Kovel and his fellow counsel also managed to get an internal ombudsman program established for employees to report their concerns and a review of Pfizer's compensation regime for its marketing workers.
“Part of the problem was they paid their marketers for any kind of sale, off-label or otherwise,” Kovel said.
It was a characteristically original result for a firm that has earned praise for its habit of thinking outside the box in cases large and small.
Former client Michael Singer, now CEO of hedge fund sponsor Ramius LLC, retained Kirby McInerney partner Daniel Hume for a number of securities-related actions, and said what he admires about Hume's representation is his disdain for litigation theatrics common among some other plaintiffs firms and his ability to come up with innovative tactics.
“Some other lawyers, they yell and scream and look to settle,” Singer said. “What I like about Dan is there's less drama and more creativity. He's a competitive guy and he outsmarts people. I'd hire him again.”
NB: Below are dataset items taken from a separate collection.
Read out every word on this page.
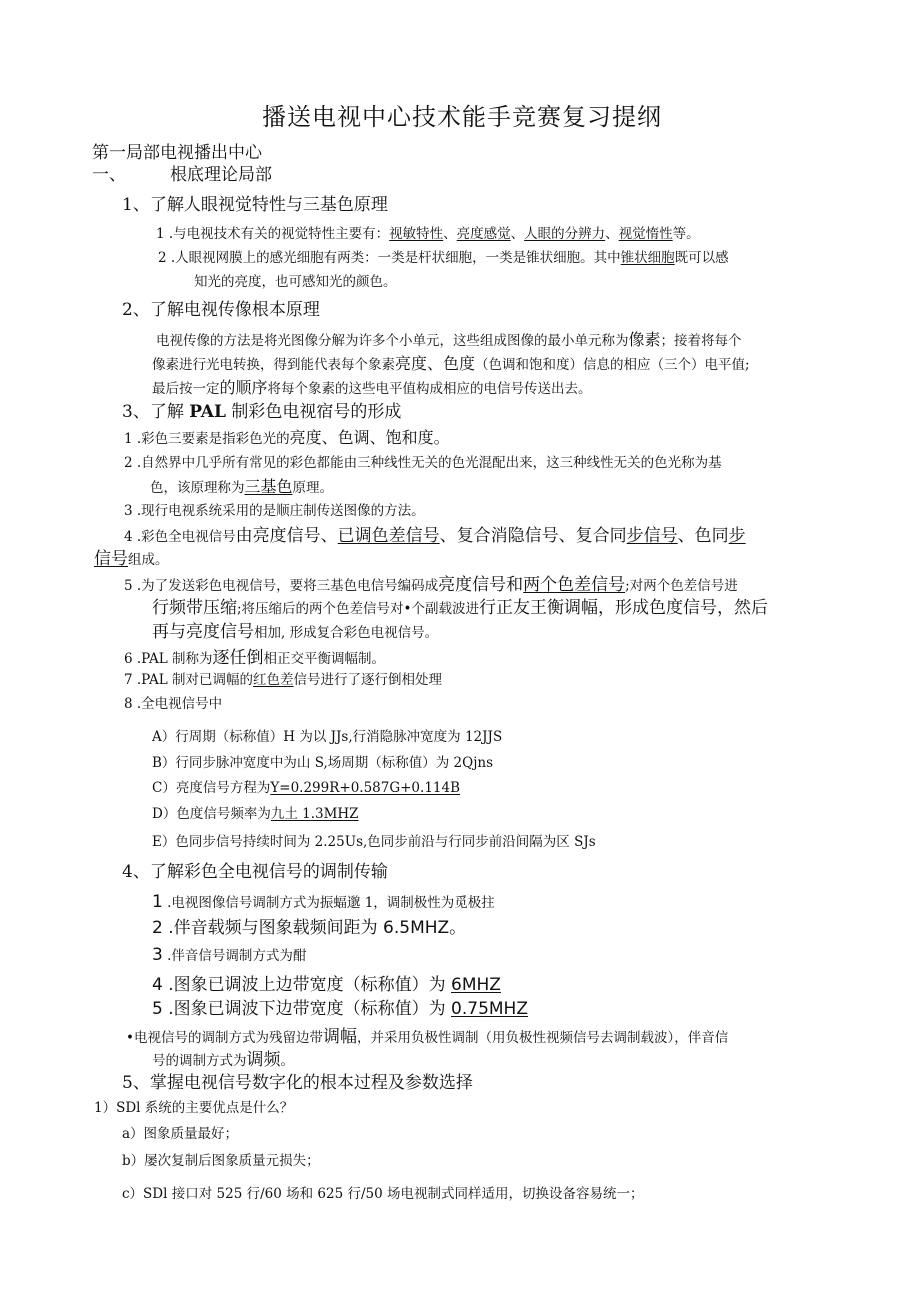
播送电视中心技术能手竞赛复习提纲
第一局部电视播出中心
一、	根底理论局部
1、了解人眼视觉特性与三基色原理
1 .与电视技术有关的视觉特性主要有：视敏特性、亮度感觉、人眼的分辨力、视觉惰性等。
2 .人眼视网膜上的感光细胞有两类：一类是杆状细胞，一类是锥状细胞。其中锥状细胞既可以感
知光的亮度，也可感知光的颜色。
2、了解电视传像根本原理
电视传像的方法是将光图像分解为许多个小单元，这些组成图像的最小单元称为像素；接着将每个
像素进行光电转换，得到能代表每个象素亮度、色度（色调和饱和度）信息的相应（三个）电平值;
最后按一定的顺序将每个象素的这些电平值构成相应的电信号传送出去。
3、了解 PAL 制彩色电视宿号的形成
1 .彩色三要素是指彩色光的亮度、色调、饱和度。
2 .自然界中几乎所有常见的彩色都能由三种线性无关的色光混配出来，这三种线性无关的色光称为基
色，该原理称为三基色原理。
3 .现行电视系统采用的是顺庄制传送图像的方法。
4 .彩色全电视信号由亮度信号、已调色差信号、复合消隐信号、复合同步信号、色同步
信号组成。
5 .为了发送彩色电视信号，要将三基色电信号编码成亮度信号和两个色差信号;对两个色差信号进
行频带压缩;将压缩后的两个色差信号对•个副载波进行正友王衡调幅，形成色度信号，然后
再与亮度信号相加, 形成复合彩色电视信号。
6 .PAL 制称为逐任倒相正交平衡调幅制。
7 .PAL 制对已调幅的红色差信号进行了逐行倒相处理
8 .全电视信号中
A）行周期（标称值）H 为以 JJs,行消隐脉冲宽度为 12JJS
B）行同步脉冲宽度中为山 S,场周期（标称值）为 2Qjns
C）亮度信号方程为Y=0.299R+0.587G+0.114B
D）色度信号频率为九土 1.3MHZ
E）色同步信号持续时间为 2.25Us,色同步前沿与行同步前沿间隔为区 SJs
4、了解彩色全电视信号的调制传输
1 .电视图像信号调制方式为振蝠邈 1，调制极性为觅极拄
2 .伴音载频与图象载频间距为 6.5MHZ。
3 .伴音信号调制方式为酣
4 .图象已调波上边带宽度（标称值）为 6MHZ
5 .图象已调波下边带宽度（标称值）为 0.75MHZ
•电视信号的调制方式为残留边带调幅，并采用负极性调制（用负极性视频信号去调制载波），伴音信
号的调制方式为调频。
5、掌握电视信号数字化的根本过程及参数选择
1）SDl 系统的主要优点是什么？
a）图象质量最好；
b）屡次复制后图象质量元损失；
c）SDl 接口对 525 行/60 场和 625 行/50 场电视制式同样适用，切换设备容易统一；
It's that kind of ability to adapt to an ever-changing legal environment and to come up with inventive ways to develop cases that the firm's attorneys say sets Kirby McInerney apart.
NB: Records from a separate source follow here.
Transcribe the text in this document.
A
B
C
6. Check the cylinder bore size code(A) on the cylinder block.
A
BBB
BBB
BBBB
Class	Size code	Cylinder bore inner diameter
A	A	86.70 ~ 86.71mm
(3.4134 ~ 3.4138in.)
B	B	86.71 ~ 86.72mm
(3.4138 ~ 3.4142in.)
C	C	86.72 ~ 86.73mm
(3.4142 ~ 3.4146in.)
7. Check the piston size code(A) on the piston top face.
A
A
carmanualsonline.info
Press said with securities law constantly evolving, it's becoming harder for investors to obtain recoveries for their losses, which is why the firm is constantly working to respond to those changes and develop creative ways to ensure there's always a mechanism in place to keep the misinformation that gets fed to shareholders in check.
“It's not only for our clients' recovery, but it's for the integrity of the capital markets,” Press said. “When you don't have confidence in what management is saying, capital markets don't work.”